David Lammy Accuses Comic Relief Of “Complete BS” In Fiery Eddie Mair interview

28 February 2019, 17:29 | Updated: 28 February 2019, 20:17

David Lammy doubled down on his criticisms of Comic Relief as he accused the charity of “complete BS” and told LBC it “don’t need to exist”.

The Labour MP has been embroiled in a Twitter storm with Stacey Dooley after she shared a picture with her and a young child while filming a Comic Relief documentary in Uganda.

He said the “world does not need any more white saviours” and took issue with celebrities being flown out to make films which send "a distorted image" of the continent.

“In 2019 the formula is tired, it is hackneyed,” he told Eddie Mair.

“Do we really need to pay for these celebrities to go to Africa, so British people can sit on their couches, send money but ask no deeper questions about what is going on in those African countries?”

David Lammy attacked Comic Relief in an LBC interview on Thursday
David Lammy attacked Comic Relief in an LBC interview on Thursday. Picture: LBC

A spokesman for Comic Relief said: “We have previously asked David Lammy if he would like to work with us to make a film in Africa and he has not responded. The offer is still open."

But, the Tottenham MP hit back: “That’s complete BS.

“They did ask me to make a film. It’s completely wrong to say I didn’t respond. I declined.”

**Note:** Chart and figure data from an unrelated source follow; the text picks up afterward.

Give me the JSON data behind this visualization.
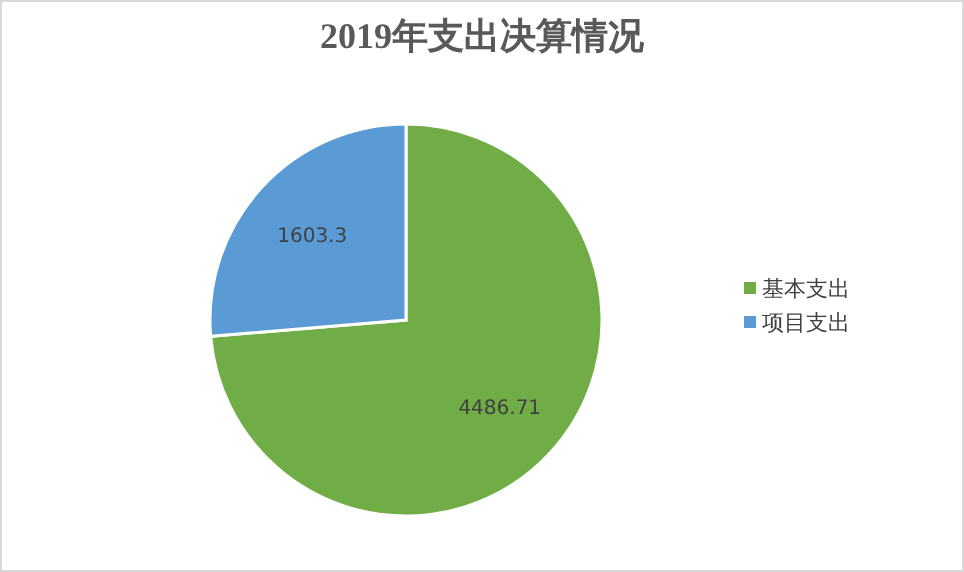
{
  "chart_data": {
    "type": "pie",
    "title": "2019年支出决算情况",
    "categories": [
      "基本支出",
      "项目支出"
    ],
    "values": [
      4486.71,
      1603.3
    ],
    "colors": [
      "#70ad47",
      "#5b9bd5"
    ],
    "data_labels": true,
    "legend": "right"
  }
}
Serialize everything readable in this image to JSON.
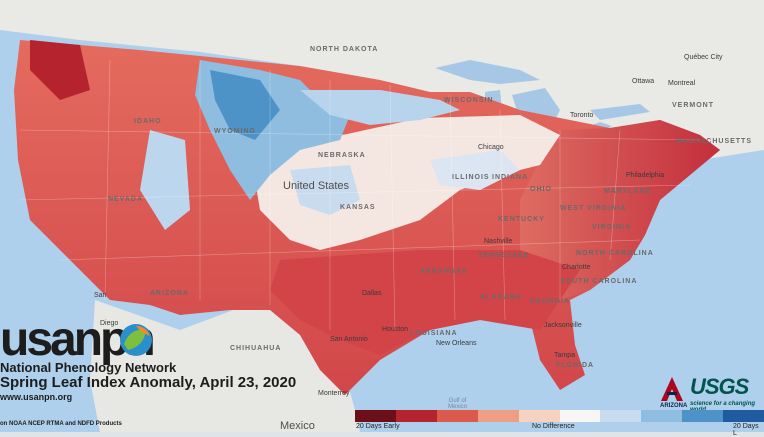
{
  "title": "Spring Leaf Index Anomaly, April 23, 2020",
  "organization": "National Phenology Network",
  "logo_text": "usanpn",
  "url": "www.usanpn.org",
  "source": "on NOAA NCEP RTMA and NDFD Products",
  "partner_logos": [
    "ARIZONA",
    "USGS"
  ],
  "partner_tagline": "science for a changing world",
  "legend": {
    "colors": [
      "#6d0f19",
      "#b5242e",
      "#dc5a4c",
      "#ee9e84",
      "#f8d2c1",
      "#f7f6f4",
      "#c9dcef",
      "#8fbddf",
      "#4d93c8",
      "#1e5c9f"
    ],
    "labels": {
      "left": "20 Days Early",
      "center": "No Difference",
      "right": "20 Days L"
    }
  },
  "labels": {
    "countries": {
      "us": "United States",
      "mexico": "Mexico"
    },
    "states": {
      "idaho": "IDAHO",
      "wyoming": "WYOMING",
      "nebraska": "NEBRASKA",
      "kansas": "KANSAS",
      "north_dakota": "NORTH DAKOTA",
      "wisconsin": "WISCONSIN",
      "illinois": "ILLINOIS",
      "indiana": "INDIANA",
      "arkansas": "ARKANSAS",
      "tennessee": "TENNESSEE",
      "alabama": "ALABAMA",
      "georgia": "GEORGIA",
      "louisiana": "LOUISIANA",
      "virginia": "VIRGINIA",
      "north_carolina": "NORTH CAROLINA",
      "south_carolina": "SOUTH CAROLINA",
      "maryland": "MARYLAND",
      "vermont": "VERMONT",
      "massachusetts": "MASSACHUSETTS",
      "florida": "FLORIDA",
      "nevada": "NEVADA",
      "arizona": "ARIZONA",
      "chihuahua": "CHIHUAHUA",
      "ohio": "OHIO",
      "west_virginia": "WEST VIRGINIA",
      "kentucky": "KENTUCKY"
    },
    "cities": {
      "quebec": "Québec City",
      "ottawa": "Ottawa",
      "montreal": "Montreal",
      "toronto": "Toronto",
      "chicago": "Chicago",
      "philadelphia": "Philadelphia",
      "dallas": "Dallas",
      "san_antonio": "San Antonio",
      "houston": "Houston",
      "jacksonville": "Jacksonville",
      "nashville": "Nashville",
      "charlotte": "Charlotte",
      "monterrey": "Monterrey",
      "san": "San",
      "san_diego": "Diego",
      "new_orleans": "New Orleans",
      "tampa": "Tampa"
    },
    "water": {
      "gulf": "Gulf of\nMexico"
    }
  }
}
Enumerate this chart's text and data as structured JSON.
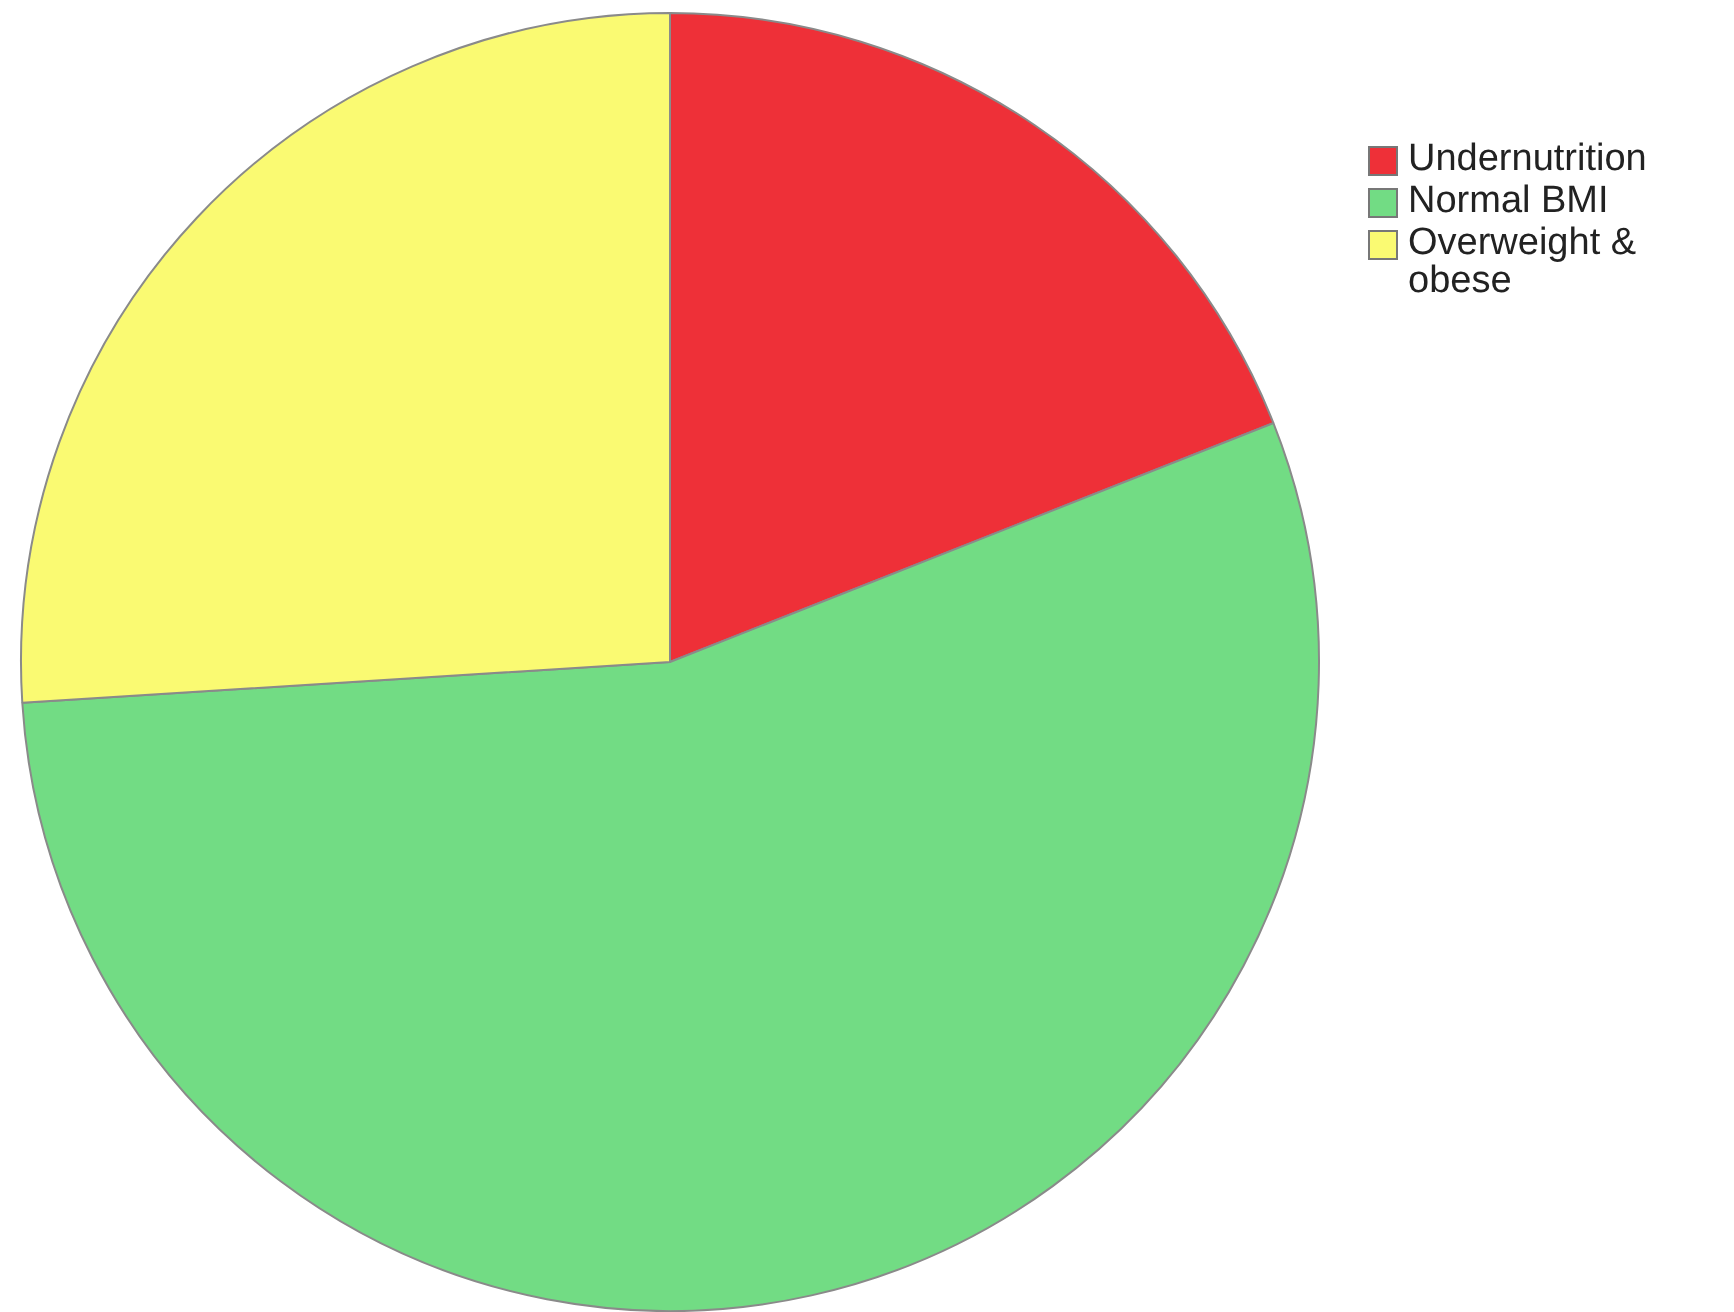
{
  "chart_data": {
    "type": "pie",
    "categories": [
      "Undernutrition",
      "Normal BMI",
      "Overweight & obese"
    ],
    "values": [
      19,
      55,
      26
    ],
    "colors": [
      "#ee3038",
      "#72dc84",
      "#fafa72"
    ],
    "legend": "top right"
  }
}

He continued: “The bigger question is, are they serving their own purpose?

“Let's be absolutely clear about this. Far more money is sent to Africa by Africans in the United Kingdom than money Comic Relief raised.

“Comic Relief don't need to exist. There are many other ways to support what’s going on in Africa.”

Eddie asked: “Is your suggestion they’re simply trying to make themselves feel better?”

He replied: “I’m afraid part of it is about that. It’s about the privilege, to go to Africa, to say you’ve done something worthy. It’s not about challenging your audience to ask bigger questions.

“The experience of Europeans descending on Africa to civilise a continent is as old as colonialism.

“I am suggesting very clearly that Comic Relief is playing into that and it may well be the case that they raise a little less money if they did it in a slightly different way.

“That’s the price because I’m afraid the British public sitting there and not really understanding issues, not understating there are skyscrapers in Lagos, not understanding the emerging growth in the continent, not understanding the context of trade is unacceptable.”